Diamondbacks and Padres set to face off in Mexico next season

In 1996, the San Diego Padres and the New York Mets played a three-game set of the first-ever official Major League Baseball series played outside of the United States. Since then, the MLB has made efforts to expand to other parts of the world, taking official baseball games to places like Australia, Korea, Japan, and London, where this past June, the Boston Red Sox and New York Yankees attracted roughly 120,000 curious onlookers into Wembley Stadium to watch a sport that wasn’t rugby, soccer, or cricket.
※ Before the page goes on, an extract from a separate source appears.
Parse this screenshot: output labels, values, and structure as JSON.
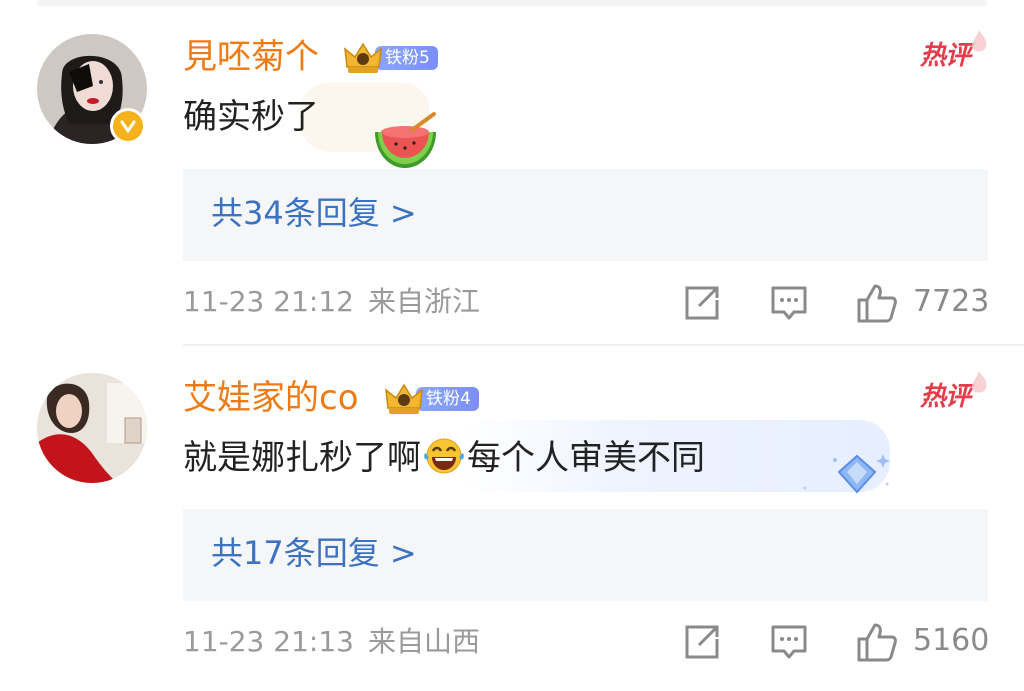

Now, the MLB is heading back to Mexico for more international games, announcing that the Arizona Diamondbacks and the San Diego Padres will play a two-game set next season.

Taking place April 18 and 19 in Mexico City, the D-Backs and Padres will face off at Estadio Diablos, a new facility that opened earlier this year in the capital city. It will be considered a home series for the D-Backs and a potential tourism draw for Mexico.
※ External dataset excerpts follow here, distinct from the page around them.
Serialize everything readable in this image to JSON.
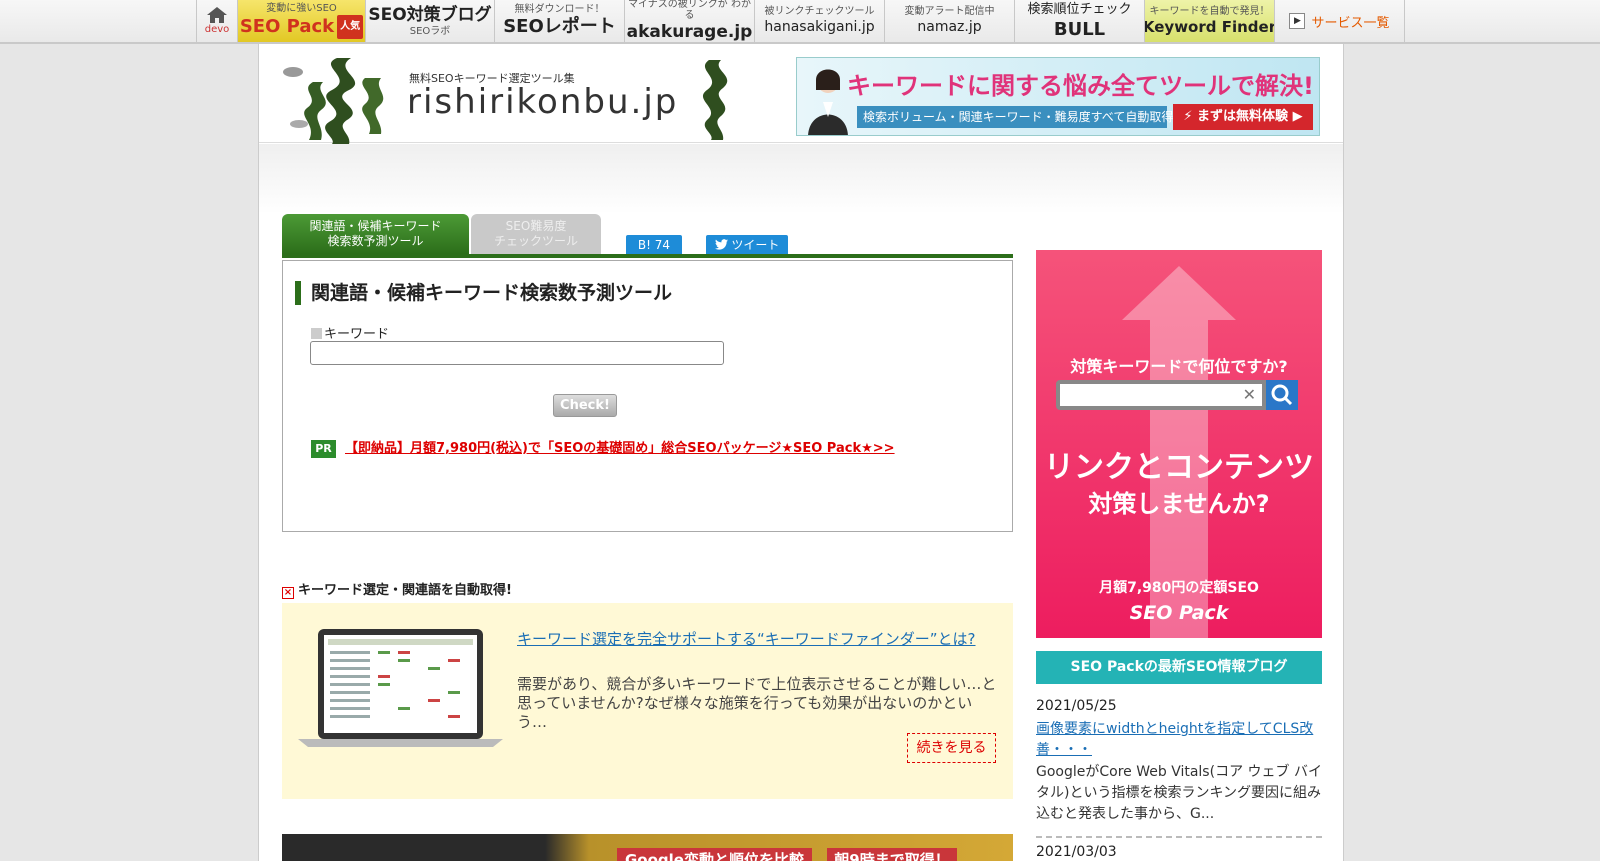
{
  "topnav": {
    "home_label": "devo",
    "items": [
      {
        "small": "変動に強いSEO",
        "large": "SEO Pack",
        "badge": "人気"
      },
      {
        "large": "SEO対策ブログ",
        "small": "SEOラボ"
      },
      {
        "small": "無料ダウンロード！",
        "large": "SEOレポート"
      },
      {
        "small": "マイナスの被リンクが わかる",
        "large": "akakurage.jp"
      },
      {
        "small": "被リンクチェックツール",
        "large": "hanasakigani.jp"
      },
      {
        "small": "変動アラート配信中",
        "large": "namaz.jp"
      },
      {
        "small": "検索順位チェック",
        "large": "BULL"
      },
      {
        "small": "キーワードを自動で発見！",
        "large": "Keyword Finder"
      }
    ],
    "services_label": "サービス一覧"
  },
  "header": {
    "logo_sub": "無料SEOキーワード選定ツール集",
    "logo_text": "rishirikonbu.jp",
    "banner_headline": "キーワードに関する悩み全てツールで解決!",
    "banner_sub": "検索ボリューム・関連キーワード・難易度すべて自動取得!",
    "banner_cta": "まずは無料体験"
  },
  "tabs": {
    "active_line1": "関連語・候補キーワード",
    "active_line2": "検索数予測ツール",
    "inactive_line1": "SEO難易度",
    "inactive_line2": "チェックツール"
  },
  "share": {
    "hatena": "B! 74",
    "tweet": "ツイート"
  },
  "tool": {
    "title": "関連語・候補キーワード検索数予測ツール",
    "keyword_label": "キーワード",
    "keyword_value": "",
    "check_button": "Check!",
    "pr_badge": "PR",
    "pr_link": "【即納品】月額7,980円(税込)で「SEOの基礎固め」総合SEOパッケージ★SEO Pack★>>"
  },
  "keyword_finder": {
    "heading": "キーワード選定・関連語を自動取得!",
    "link": "キーワード選定を完全サポートする“キーワードファインダー”とは?",
    "text": "需要があり、競合が多いキーワードで上位表示させることが難しい…と思っていませんか?なぜ様々な施策を行っても効果が出ないのかという…",
    "more": "続きを見る"
  },
  "bottom_banner": {
    "b1": "Google変動と順位を比較",
    "b2": "朝9時まで取得！"
  },
  "sidebar": {
    "ad_question": "対策キーワードで何位ですか?",
    "ad_big1": "リンクとコンテンツ",
    "ad_big2": "対策しませんか?",
    "ad_price": "月額7,980円の定額SEO",
    "ad_brand": "SEO Pack",
    "blog_header": "SEO Packの最新SEO情報ブログ",
    "posts": [
      {
        "date": "2021/05/25",
        "title": "画像要素にwidthとheightを指定してCLS改善・・・",
        "desc": "GoogleがCore Web Vitals(コア ウェブ バイタル)という指標を検索ランキング要因に組み込むと発表した事から、G..."
      },
      {
        "date": "2021/03/03"
      }
    ]
  },
  "colors": {
    "brand_green": "#2c6e1a",
    "accent_pink": "#ed1d5f",
    "teal": "#24b3b5",
    "link_blue": "#1a6eb5",
    "pr_red": "#dd0000"
  }
}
“Having an MLB series played in Mexico is a tremendous bit of outreach for tourism. Baseball is a common thread between the two countries,” said Luis Ramirez, economic advisor. “Something like this only builds loyalty between Mexico and Arizona. In the future, as these regular season games become more established, we anticipate more Americans going down there to see the games and stay.”

When it comes to official baseball games taking place in nearby Mexico, a location more reachable than places like London or Japan, this brings up the idea of travel and tourism from Arizona to Mexico.

Tourism from Mexico accounts for the majority of all expenditures in Arizona by international visitors to the state. The annual economic impact rests around $2.5 billion and supports about 30,000 jobs throughout Arizona. For Mexico, its border states see a lot of travelers coming down from Arizona to places like Puerto Peñasco, Puerto Vallarta, Chihuahua, and Mexico City. And with new flight options being offered through major airlines, getting to games in the country won’t be as difficult.

“It’s a two-way street when it comes to travel and tourism. Some people don’t really understand that baseball is a way of life down in Mexico,” Ramirez said.

Now, Mexican leagues are coming up to Arizona to play official games, like in Douglas, Tucson, Mesa, and Nogales, where the Mexican Baseball Fiesta plays series. This points to the possible economic boost that comes with it, seeing baseball fans shop, stay, and dine out at Arizona-based businesses.